Называя этих персонажей светской хроники прототипами, отметим, что происхождение героев романа Пруста всегда напоминает ризому, корневую систему, распадающуюся на множество нитей: они собирают свои жизненные соки не из одного-единственного, но из множества источников, более или менее важных. Так, самовлюбленность и загадочное очарование графини де Греффюль станут тем каркасом, к которому присоединятся птичьи повадки графини де Шевинье, остроумие мадам Строс, а также элементы, позаимствованные у таких держательниц замечательных парижских салонов, как мадам Лемер, мадам де Кайаве и мадам Обернон.

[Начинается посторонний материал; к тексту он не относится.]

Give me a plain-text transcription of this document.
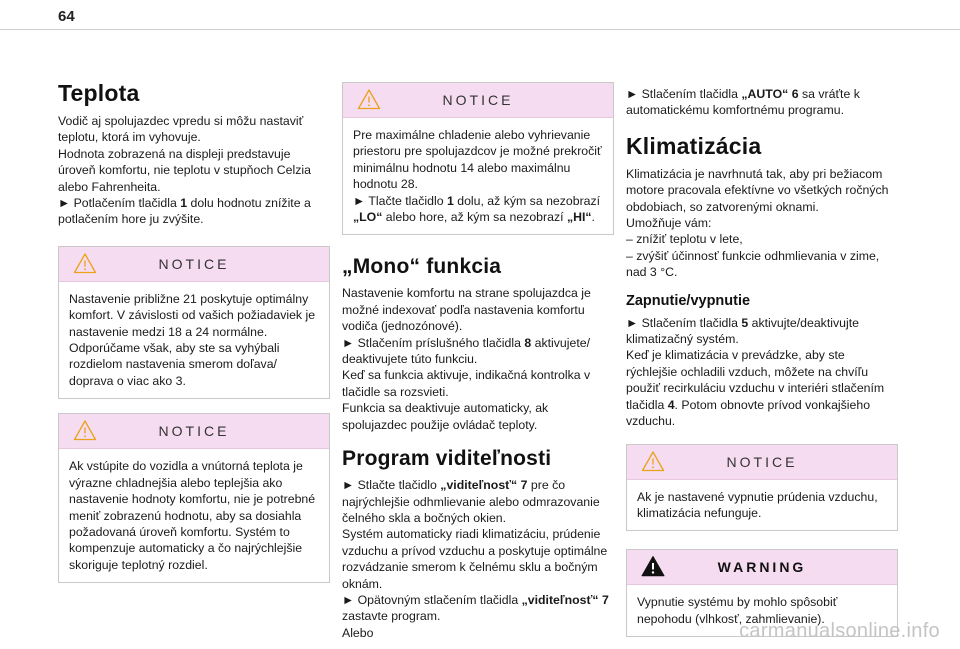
64
Teplota

Vodič aj spolujazdec vpredu si môžu nastaviť teplotu, ktorá im vyhovuje.
Hodnota zobrazená na displeji predstavuje úroveň komfortu, nie teplotu v stupňoch Celzia alebo Fahrenheita.
► Potlačením tlačidla 1 dolu hodnotu znížite a potlačením hore ju zvýšite.

NOTICE

Nastavenie približne 21 poskytuje optimálny komfort. V závislosti od vašich požiadaviek je nastavenie medzi 18 a 24 normálne. Odporúčame však, aby ste sa vyhýbali rozdielom nastavenia smerom doľava/ doprava o viac ako 3.

NOTICE

Ak vstúpite do vozidla a vnútorná teplota je výrazne chladnejšia alebo teplejšia ako nastavenie hodnoty komfortu, nie je potrebné meniť zobrazenú hodnotu, aby sa dosiahla požadovaná úroveň komfortu. Systém to kompenzuje automaticky a čo najrýchlejšie skoriguje teplotný rozdiel.

NOTICE

Pre maximálne chladenie alebo vyhrievanie priestoru pre spolujazdcov je možné prekročiť minimálnu hodnotu 14 alebo maximálnu hodnotu 28.
► Tlačte tlačidlo 1 dolu, až kým sa nezobrazí „LO“ alebo hore, až kým sa nezobrazí „HI“.

„Mono“ funkcia

Nastavenie komfortu na strane spolujazdca je možné indexovať podľa nastavenia komfortu vodiča (jednozónové).
► Stlačením príslušného tlačidla 8 aktivujete/ deaktivujete túto funkciu.
Keď sa funkcia aktivuje, indikačná kontrolka v tlačidle sa rozsvieti.
Funkcia sa deaktivuje automaticky, ak spolujazdec použije ovládač teploty.

Program viditeľnosti

► Stlačte tlačidlo „viditeľnosť“ 7 pre čo najrýchlejšie odhmlievanie alebo odmrazovanie čelného skla a bočných okien.
Systém automaticky riadi klimatizáciu, prúdenie vzduchu a prívod vzduchu a poskytuje optimálne rozvádzanie smerom k čelnému sklu a bočným oknám.
► Opätovným stlačením tlačidla „viditeľnosť“ 7 zastavte program.
Alebo

► Stlačením tlačidla „AUTO“ 6 sa vráťte k automatickému komfortnému programu.

Klimatizácia

Klimatizácia je navrhnutá tak, aby pri bežiacom motore pracovala efektívne vo všetkých ročných obdobiach, so zatvorenými oknami.
Umožňuje vám:
– znížiť teplotu v lete,
– zvýšiť účinnosť funkcie odhmlievania v zime, nad 3 °C.

Zapnutie/vypnutie

► Stlačením tlačidla 5 aktivujte/deaktivujte klimatizačný systém.
Keď je klimatizácia v prevádzke, aby ste rýchlejšie ochladili vzduch, môžete na chvíľu použiť recirkuláciu vzduchu v interiéri stlačením tlačidla 4. Potom obnovte prívod vonkajšieho vzduchu.

NOTICE

Ak je nastavené vypnutie prúdenia vzduchu, klimatizácia nefunguje.

WARNING

Vypnutie systému by mohlo spôsobiť nepohodu (vlhkosť, zahmlievanie).

carmanualsonline.info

Возвращаясь к снобизму Пруста, можно отметить, что, конечно, ему, буржуа сомнительного, с точки зрения такого сноба, как Монтескью, происхождения, трудно было проникнуть в круг парижской знати. В целом стать там своим он так и не сумел: быть приглашенным на праздник среди ста двадцати гостей еще не значит, что вам удалось рассеять высокомерное недоверие Сен-Жерменского предместья. Однако позиция постороннего имеет не только недостатки, но и преимущества. Пруст оставался для света чужим, а значит, мог смотреть с определенной дистанции на то, что другие, имевшие более престижных предков, просто не замечали. Происхождение Пруста соединяло так много противоположностей, что позволяло ему, с одной стороны, быть способным понять доминирующую вокруг него культуру, а с другой — оставаться вне ее, находиться на периферии. Действительно, он навечно застрял между католиками и иудеями, между провинциалами и парижанами, между буржуа и аристократами, между болезнью и здоровьем, между мужественностью и женственностью. Для него были открыты все сферы, и ни в одной он не чувствовал себя полностью своим. Именно благодаря этой двойственности Прусту удалось соединить в своем романе поэтическое восхищение парижским светом с дотошностью гигиениста, подмечающего источники инфекции за ослепительными золотыми фасадами.